Dear World, Carolyn Finney’s first book, Black Faces, White Spaces, has just been published. It’s OUT!!! It’s HERE! Available!! I am writing and posting this letter because part of my responsibility as a poet, and community citizen, is to alert those I care about to new, lovely, profound things. I guess I want to be your book scout in the same spirit that Kate Black is mine. I want you to know about this book. Nothing quite like it has ever been written before. It deserves a great welcome by all of us.

Dr. Carolyn Finney and I are not related by family history. We are connected by way of how we both feel about the great outdoors. She is Assistant Professor of Environmental Science, policy, and management at the University of California, Berkeley. She has written and sent us a remarkable gift of a book. It is a message for now and for the future. She is a lovely and fabulous scholar who is using traditional methods of scholarship and non-traditional methods of scholarship, to create a new geography for Geography.

Carolyn Finney is a mango, bee, swamp, sunflower girl and she has planted herself and her life in the heart of an important conversation. She, like so many of us, wants to see a more viable, responsible, aware planet.  She is a geographer by training but she is led and girded by art, humanity, and its many first person provocations. She wants Mother Nature, and the powerful scintillating out-of-doors, to more resemble the real world and not just the privileged world. How can I put this: She doesn’t accept the notion that Smokey the Bear is the only brown body moving through the woods! (Apologies to Smokey the Bear! )

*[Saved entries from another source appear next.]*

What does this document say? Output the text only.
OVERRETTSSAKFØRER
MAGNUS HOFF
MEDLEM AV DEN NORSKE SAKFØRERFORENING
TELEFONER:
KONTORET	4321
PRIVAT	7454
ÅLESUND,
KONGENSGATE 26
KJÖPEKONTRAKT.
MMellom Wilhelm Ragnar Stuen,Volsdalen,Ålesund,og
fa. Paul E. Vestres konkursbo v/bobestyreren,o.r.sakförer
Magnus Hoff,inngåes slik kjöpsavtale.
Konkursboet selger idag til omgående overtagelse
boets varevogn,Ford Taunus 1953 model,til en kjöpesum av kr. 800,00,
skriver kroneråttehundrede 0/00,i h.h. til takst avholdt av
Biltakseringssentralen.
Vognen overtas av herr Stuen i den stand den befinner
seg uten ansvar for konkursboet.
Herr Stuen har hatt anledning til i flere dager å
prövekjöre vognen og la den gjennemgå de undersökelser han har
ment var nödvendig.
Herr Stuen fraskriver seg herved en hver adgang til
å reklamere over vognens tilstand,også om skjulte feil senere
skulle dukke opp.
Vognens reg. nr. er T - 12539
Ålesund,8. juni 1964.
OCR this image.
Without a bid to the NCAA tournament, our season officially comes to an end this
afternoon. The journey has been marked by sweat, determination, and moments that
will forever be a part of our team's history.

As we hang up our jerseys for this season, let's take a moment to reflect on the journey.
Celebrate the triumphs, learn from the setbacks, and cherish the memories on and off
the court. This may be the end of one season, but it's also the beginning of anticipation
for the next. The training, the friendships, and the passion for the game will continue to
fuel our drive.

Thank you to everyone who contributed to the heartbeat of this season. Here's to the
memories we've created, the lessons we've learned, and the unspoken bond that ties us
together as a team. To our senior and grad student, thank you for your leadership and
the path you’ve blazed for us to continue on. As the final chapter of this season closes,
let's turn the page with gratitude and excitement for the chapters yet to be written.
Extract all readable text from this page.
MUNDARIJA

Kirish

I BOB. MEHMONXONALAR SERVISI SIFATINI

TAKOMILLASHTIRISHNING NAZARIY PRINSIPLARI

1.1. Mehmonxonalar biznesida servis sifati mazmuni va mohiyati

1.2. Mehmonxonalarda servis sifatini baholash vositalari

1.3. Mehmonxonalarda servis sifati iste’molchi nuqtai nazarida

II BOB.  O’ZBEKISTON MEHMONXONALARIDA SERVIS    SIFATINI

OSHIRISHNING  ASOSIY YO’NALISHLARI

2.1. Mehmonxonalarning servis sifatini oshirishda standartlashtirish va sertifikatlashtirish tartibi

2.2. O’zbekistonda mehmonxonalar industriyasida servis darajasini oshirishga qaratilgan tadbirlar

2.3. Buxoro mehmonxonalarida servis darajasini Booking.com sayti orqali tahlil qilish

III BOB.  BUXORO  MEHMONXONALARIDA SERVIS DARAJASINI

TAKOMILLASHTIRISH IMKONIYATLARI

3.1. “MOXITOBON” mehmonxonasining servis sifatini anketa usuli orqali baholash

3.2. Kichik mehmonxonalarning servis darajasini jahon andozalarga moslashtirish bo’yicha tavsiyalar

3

I am sounding the sweet bell for Carolyn Finney and her new work. You might want to pass on word about it too. Last week she was being interviewed on The Root. Next week Tavis Smiley has invited her to be on his Los Angeles PBS television show. Check for the date! Word about this wonderful book, and all its wonderful insights, is truly getting around. I know why.

Here is a just a taste from Black Faces, White Spaces that has so much to do with the world we live in today: In the mid-twentieth century, the United States reached its adolescence, so to speak, as a nation, and as such, we indulged our whims, stretched our limbs, and challenged anyone who got in our way. Consequently, by the late 1950’s, we began to recognize the error of some of our ways and began to legislate values and behaviors that would set us straight as a nation, particularly as they pertained to race and the environment. The Wilderness Act and The Civil Rights Act are two of our most enduring and powerful pieces of legislation in the United States. Both legislative acts were passed in 1964, the Wilderness Act on September 3 and the Civil Rights Act on July 2. The power and longevity of these two documents are reflected in their influence on meaning, practice, and the elasticity of American identity. In particular, both pieces of legislation have influenced how we frame, name, and claim issues relating to environment and race. " {Carolyn Finney)

And best of all, I promise, you don’t have to be a Black woman named "Finney" to let her message properly arrange or rearrange your imagining of the great outdoors.